Determine what type of shoes your business will focus on: men's athletic or dress shoes, women's shoes or sneakers, kids wear, or a mixture. Decide on the name of your business based on the type of shoes you are selling (e.g. Katy's Kids Shoes).
Decide where and how you will set up shop. It is best to open a shoe business in a shopping district around other clothing stores. Search for mall strips in areas that have a lot of shopping traffic to see if they have or will soon have stores for rent. Scour the area to make sure that there aren't other shoe stores in the area before closing on a shop; you don't want to be in a situation where you are constantly competing with another local shoe store for customers.
Contract with a shoe distributor to provide you with an ongoing supply of shoes. Handpick styles from its catalog or ask it to simply ship you a mix of its most popular shoes for each month and season. Visit wholesaler districts in your area (such as Canal Street in Manhattan, N.Y.) to browse their stock of shoes and negotiate a wholesale price. As a new customer, you may have to make upfront payment to shoe distributors and wholesalers, but make sure that you have reasonable return or exchange terms. Have the dealer ship items directly to your new store.
Open a merchant account. Purchase a credit card machine and a register to accept cash.
Purchase fixtures, shoe displays, tables and other shoe-related supplies to start setting up your new store. Put one display table right at the front middle of the store so customers see your best styles as they walk in. Line the right and the left walls with displays that reach no higher than the average height of your customers. Place signage around the store advertising the price of your shoes.
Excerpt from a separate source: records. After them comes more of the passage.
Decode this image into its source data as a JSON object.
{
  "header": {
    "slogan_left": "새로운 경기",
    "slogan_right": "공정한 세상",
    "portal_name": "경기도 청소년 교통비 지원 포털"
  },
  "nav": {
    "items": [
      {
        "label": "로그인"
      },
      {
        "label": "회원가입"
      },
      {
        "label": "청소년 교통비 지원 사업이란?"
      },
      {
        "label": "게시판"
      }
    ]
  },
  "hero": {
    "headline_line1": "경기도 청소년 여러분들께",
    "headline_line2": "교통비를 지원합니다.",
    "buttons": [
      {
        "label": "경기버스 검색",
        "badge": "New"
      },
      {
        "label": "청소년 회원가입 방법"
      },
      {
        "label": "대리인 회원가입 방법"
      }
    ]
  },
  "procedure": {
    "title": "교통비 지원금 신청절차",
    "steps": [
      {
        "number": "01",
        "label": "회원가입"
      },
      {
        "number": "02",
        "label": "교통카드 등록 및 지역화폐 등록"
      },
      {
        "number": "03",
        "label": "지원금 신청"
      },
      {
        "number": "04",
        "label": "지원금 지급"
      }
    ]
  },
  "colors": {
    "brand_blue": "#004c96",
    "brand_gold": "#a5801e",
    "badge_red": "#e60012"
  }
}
Take your time deciding where to place each shoe on display and organize the rest of your shoes in your back room so that you can easily retrieve sizes for your future customers. Place boxes of footies (keds) and shoe sizers throughout the store.
Hire a professional to manufacture and hang a weather-resistant sign (printed or neon) above your shop door with your shoe business name. Set a grand opening date for your store and advertise specials on your local radio stations and newspapers.
Monitor all of the latest shoe fashions that will be popular each season. When selling women's shoes, display size sevens on the floor --- it is perceived by many to be the ideal shoe size for a female. It's best to spend more money on advertising at the beginning than on supplies. When starting your small shoe business, just purchase the bare minimum shoes you need to fill the store; you can always order more when you get a handle on the demand for each style. Include a coupon in each printed ad you place to help draw people into your store.
You can also open an online shoe business, but keep in mind that while online shoe selling allows you a lot more personal freedom since you can fill orders from your home, it is sometimes difficult to sell shoes this way. Customers prefer to try shoes on before buying.